Пока Олька читала, затем еще дважды перечитывала письмо, бабка Авдотья, выронив тряпку, тихонько утиралась подолом юбки, а затем, боясь шевельнуться, сидела строго и торжественно. Еще один отскочивший осколок прилеплялся на свое место, но война-то, проклятая, не окончилась, еще вовсю полыхал по земле огонь. «Господи, спаси и помилуй внучку мою, Елену, – помолилась она. – От глаза дурного, от пули вражьей, от беды и напасти, от болезни и змеи подколодной, от травы дурной охрани ее, господи! Отдай ее беду мне, старухе, батюшка, коли это нужно тебе, не тронь внучку!»

На другой день Ефросинья с утра собралась и пришла в правление колхоза к крестному мужа, Игнату Кузьмичу Свиридову, подождала, пока разойдется народ, и оставшись в тесной комнатенке за дощатой переборкой с ним вдвоем (по соседству все ожесточеннее щелкал на счетах тот же непременный счетовод Мартьянович, вернувшийся недавно из партизан), подняла на него глаза.

– Ну что, Ефросинья, – спросил Свиридов с неожиданной веселостью. – Видишь, вот война-то ушла, а мы тут все ее разгребаем. Еще вот пятьдесят десятин нам по плану надо засеять, хоть зубом грызи. Объявляется на завтра всесельский выход в поле, школу снимаем, сельсовет, сам с Мартьяновичем выхожу. Ты как, отдохнула?

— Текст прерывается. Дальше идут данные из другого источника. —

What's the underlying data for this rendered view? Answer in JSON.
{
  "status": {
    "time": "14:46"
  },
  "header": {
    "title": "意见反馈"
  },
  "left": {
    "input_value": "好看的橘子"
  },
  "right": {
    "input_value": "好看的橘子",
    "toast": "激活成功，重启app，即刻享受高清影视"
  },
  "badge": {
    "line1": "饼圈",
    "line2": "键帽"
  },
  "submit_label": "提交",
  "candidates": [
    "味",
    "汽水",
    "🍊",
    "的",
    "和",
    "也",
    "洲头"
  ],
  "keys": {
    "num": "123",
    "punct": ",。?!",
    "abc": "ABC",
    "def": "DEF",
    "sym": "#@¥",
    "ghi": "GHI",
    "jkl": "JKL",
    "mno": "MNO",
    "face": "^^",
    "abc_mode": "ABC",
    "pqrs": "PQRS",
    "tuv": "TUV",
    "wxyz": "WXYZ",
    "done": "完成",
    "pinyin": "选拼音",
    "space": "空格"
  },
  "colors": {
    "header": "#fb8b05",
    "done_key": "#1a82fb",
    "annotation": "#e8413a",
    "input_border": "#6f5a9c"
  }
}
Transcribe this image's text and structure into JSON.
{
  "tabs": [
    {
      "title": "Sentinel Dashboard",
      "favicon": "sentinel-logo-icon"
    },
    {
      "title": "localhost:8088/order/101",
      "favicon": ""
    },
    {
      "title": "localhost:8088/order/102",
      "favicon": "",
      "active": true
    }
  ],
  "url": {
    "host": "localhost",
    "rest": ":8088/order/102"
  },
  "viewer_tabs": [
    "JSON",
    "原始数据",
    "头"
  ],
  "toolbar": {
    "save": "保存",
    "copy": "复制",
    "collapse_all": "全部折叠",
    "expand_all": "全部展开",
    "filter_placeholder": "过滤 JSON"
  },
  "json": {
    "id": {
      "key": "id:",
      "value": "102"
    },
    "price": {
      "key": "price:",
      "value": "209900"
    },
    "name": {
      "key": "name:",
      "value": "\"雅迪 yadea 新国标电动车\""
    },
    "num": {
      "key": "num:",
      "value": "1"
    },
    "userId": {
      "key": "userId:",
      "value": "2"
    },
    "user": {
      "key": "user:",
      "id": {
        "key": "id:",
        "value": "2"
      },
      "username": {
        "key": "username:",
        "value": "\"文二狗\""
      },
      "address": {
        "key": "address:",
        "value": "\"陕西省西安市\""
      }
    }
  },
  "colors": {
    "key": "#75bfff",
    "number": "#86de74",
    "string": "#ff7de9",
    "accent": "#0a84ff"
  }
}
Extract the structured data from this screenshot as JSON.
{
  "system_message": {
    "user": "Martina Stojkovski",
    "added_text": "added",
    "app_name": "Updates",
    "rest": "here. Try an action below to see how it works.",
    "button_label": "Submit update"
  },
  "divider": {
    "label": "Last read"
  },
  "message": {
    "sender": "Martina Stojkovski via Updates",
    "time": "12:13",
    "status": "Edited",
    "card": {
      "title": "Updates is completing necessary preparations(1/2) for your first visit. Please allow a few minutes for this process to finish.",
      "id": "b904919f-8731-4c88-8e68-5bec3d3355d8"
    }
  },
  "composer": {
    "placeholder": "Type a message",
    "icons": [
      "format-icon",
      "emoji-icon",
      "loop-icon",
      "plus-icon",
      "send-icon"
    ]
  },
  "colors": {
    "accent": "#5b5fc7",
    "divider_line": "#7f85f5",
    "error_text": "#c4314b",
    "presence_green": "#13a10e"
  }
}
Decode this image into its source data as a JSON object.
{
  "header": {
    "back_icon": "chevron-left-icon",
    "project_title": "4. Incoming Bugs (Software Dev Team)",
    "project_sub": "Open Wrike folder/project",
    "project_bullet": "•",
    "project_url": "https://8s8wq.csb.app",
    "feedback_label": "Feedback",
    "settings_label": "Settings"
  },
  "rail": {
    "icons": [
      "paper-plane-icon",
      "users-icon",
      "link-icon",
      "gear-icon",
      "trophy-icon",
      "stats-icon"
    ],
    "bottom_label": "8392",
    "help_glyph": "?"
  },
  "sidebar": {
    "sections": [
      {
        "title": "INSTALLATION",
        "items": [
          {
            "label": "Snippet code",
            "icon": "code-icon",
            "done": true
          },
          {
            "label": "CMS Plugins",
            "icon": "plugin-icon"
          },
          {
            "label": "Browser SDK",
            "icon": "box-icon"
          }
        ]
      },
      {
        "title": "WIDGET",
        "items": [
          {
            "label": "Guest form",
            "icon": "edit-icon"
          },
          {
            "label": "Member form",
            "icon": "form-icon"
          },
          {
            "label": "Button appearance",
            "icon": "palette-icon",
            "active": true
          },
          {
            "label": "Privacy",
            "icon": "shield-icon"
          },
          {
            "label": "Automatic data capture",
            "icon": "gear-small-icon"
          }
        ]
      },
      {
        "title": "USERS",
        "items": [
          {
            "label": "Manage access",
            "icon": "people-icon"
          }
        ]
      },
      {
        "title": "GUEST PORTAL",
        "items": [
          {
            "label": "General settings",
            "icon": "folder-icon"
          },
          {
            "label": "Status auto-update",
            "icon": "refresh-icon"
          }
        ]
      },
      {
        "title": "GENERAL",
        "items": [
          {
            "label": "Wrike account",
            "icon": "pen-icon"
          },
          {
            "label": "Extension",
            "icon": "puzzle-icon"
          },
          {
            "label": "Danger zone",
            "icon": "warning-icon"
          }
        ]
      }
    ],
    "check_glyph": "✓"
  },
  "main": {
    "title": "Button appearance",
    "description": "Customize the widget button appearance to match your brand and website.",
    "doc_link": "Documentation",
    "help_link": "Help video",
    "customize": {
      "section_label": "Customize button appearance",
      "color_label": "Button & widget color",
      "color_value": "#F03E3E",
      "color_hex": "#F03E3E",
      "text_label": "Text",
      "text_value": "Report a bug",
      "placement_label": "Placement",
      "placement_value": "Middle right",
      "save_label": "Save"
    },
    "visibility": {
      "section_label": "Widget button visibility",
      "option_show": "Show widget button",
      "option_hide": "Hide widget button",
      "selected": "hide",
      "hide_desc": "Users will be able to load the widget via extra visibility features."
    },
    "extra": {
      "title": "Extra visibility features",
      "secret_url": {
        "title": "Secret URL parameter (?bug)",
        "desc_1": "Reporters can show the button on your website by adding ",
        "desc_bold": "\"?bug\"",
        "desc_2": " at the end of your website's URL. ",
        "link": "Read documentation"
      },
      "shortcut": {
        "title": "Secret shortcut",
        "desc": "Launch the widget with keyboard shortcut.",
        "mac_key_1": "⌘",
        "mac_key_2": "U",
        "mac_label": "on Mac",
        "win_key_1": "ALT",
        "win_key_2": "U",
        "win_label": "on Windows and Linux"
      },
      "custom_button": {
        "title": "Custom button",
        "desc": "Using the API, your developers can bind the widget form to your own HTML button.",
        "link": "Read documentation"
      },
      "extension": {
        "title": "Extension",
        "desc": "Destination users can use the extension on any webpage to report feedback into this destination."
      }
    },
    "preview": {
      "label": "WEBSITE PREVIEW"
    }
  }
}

– Время придет, отдохну, – сказала она, – завтра со всеми выйду, хватит.

– Ну что, вчера письмо от дочки получила?

– Получила. Да я к тебе, Игнат Кузьмич, рассказал бы ты мне получше, как она там, в партизанах-то? А то ничего я не поняла с прошлого нашего разговора, – Ефросинья кивнула на бумагу. – Ты уж меня не ругай, знаю, что ни дня, ни ночи не видишь. Да вот вернулась я и все сама себя никак в одно место не соберу. Про мужика никто ни слухом ни духом, и Ваню теперь не дождешь… Господи, Игнат Кузьмич, как же теперь дальше-то жить? Пока пора не приспеет, жить-то надо, хочешь или нет.